Goodfellow thinks the pilot was heading for this airstrip.Source: NewsComAu
According to Goodfellow, an electrical fire could explain MH370’s failure to communicate.
“For me, the loss of transponders and communications makes perfect sense in a fire. And there most likely was an electrical fire,” he says.
“In the case of a fire, the first response is to pull the main busses and restore circuits one by one until you have isolated the bad one. If they pulled the busses, the plane would go silent.
“It probably was a serious event and the flight crew was occupied with controlling the plane and trying to fight the fire. Aviate, navigate, and lastly, communicate is the mantra in such situations.”
Goodfellow also floats the possibility of a fire being caused by an overheating tyre on the plane’s landing gear.
“Once going, a tyre fire would produce horrific, incapacitating smoke,” he writes.
“What I think happened is the flight crew was overcome by smoke and the plane continued on the heading, probably on George (autopilot), until it ran out of fuel or the fire destroyed the control surfaces and it crashed.
“You will find it along that route — looking elsewhere is pointless.”

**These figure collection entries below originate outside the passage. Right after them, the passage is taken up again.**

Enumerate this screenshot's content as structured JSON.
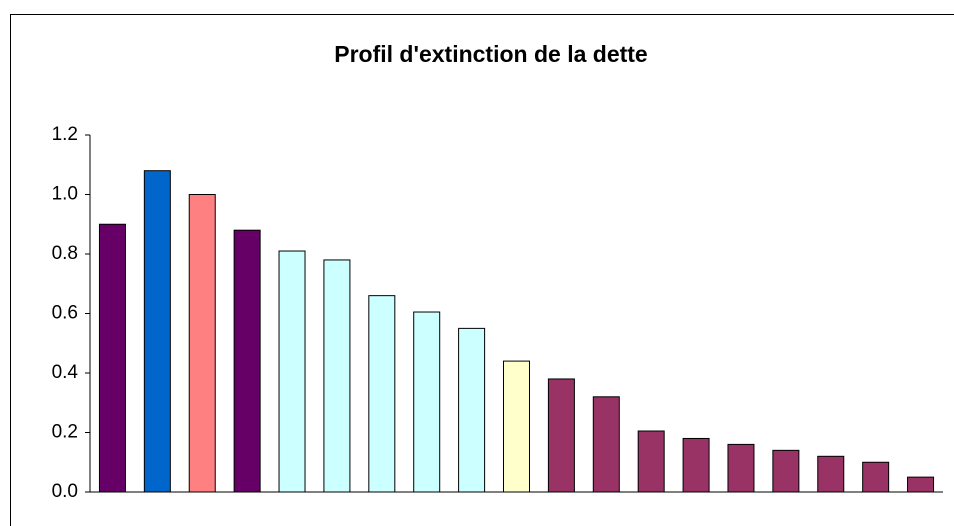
{
  "chart_data": {
    "type": "bar",
    "title": "Profil d'extinction de la dette",
    "categories": [
      null,
      null,
      null,
      null,
      null,
      null,
      null,
      null,
      null,
      null,
      null,
      null,
      null,
      null,
      null,
      null,
      null,
      null,
      null
    ],
    "values": [
      0.9,
      1.08,
      1.0,
      0.88,
      0.81,
      0.78,
      0.66,
      0.605,
      0.55,
      0.44,
      0.38,
      0.32,
      0.205,
      0.18,
      0.16,
      0.14,
      0.12,
      0.1,
      0.05
    ],
    "colors": [
      "#660066",
      "#0066cc",
      "#ff8080",
      "#660066",
      "#ccffff",
      "#ccffff",
      "#ccffff",
      "#ccffff",
      "#ccffff",
      "#ffffcc",
      "#993366",
      "#993366",
      "#993366",
      "#993366",
      "#993366",
      "#993366",
      "#993366",
      "#993366",
      "#993366"
    ],
    "ylim": [
      0,
      1.2
    ],
    "yticks": [
      {
        "value": 0,
        "label": "0.0"
      },
      0.2,
      0.4,
      0.6,
      0.8,
      {
        "value": 1,
        "label": "1.0"
      },
      1.2
    ],
    "grid": false
  }
}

The former pilot has not been convinced by other theories that suggest the plane was hijacked.
“There are many ways a pilot can communicate distress,” Goodfellow says. “A hijack code or even transponder code off by one digit would alert ATC that something was wrong. Every good pilot knows keying an SOS over the mike always is an option ... So I conclude that at the point of voice transmission all was perceived as well on the flight deck by the pilots.”
Goodfellow suggests the pilots were unaware that the ACARS system was not transmitting, and says an electrical fire is more likely to have caused that problem than a deliberate shutdown.
A man recites the Koran after a special prayer session held for the missing Malaysian airliner.Source: Getty Images
He says the analysis offered by news outlets has been “almost disturbing”, and the plane’s pilots deserve better.
“There is no point speculating further until more evidence surfaces, but in the meantime it serves no purpose to malign pilots who well may have been in a struggle to save this aircraft from a fire or other serious mechanical issue,” he says.
“Captain Zaharie Ahmad Shah was a hero struggling with an impossible situation trying to get that plane to Langkawi. There is no doubt in my mind.”
A young Malaysian boy prays, at an event for the missing flight.Source: AP
Goodfellow may have no doubts about his theory, but other aviation experts do. Greg Feith, a former crash investigator with America’s National Transportation Safety Board, has told NBC News that a fire would have given the pilots time to communicate.
“I’ve seen those remarks. I’ve seen the articles. If there was an electrical fire on board, there still has to be a source,” Mr Feith said. “And you can’t take out the entire electrical system all in one fell swoop without really catastrophically compromising the structure of the aeroplane.
“Typically, with an electrical fire, you’ll have smoke before you have fire. You can do some troubleshooting. And if the systems are still up and running, you can get off a mayday call.”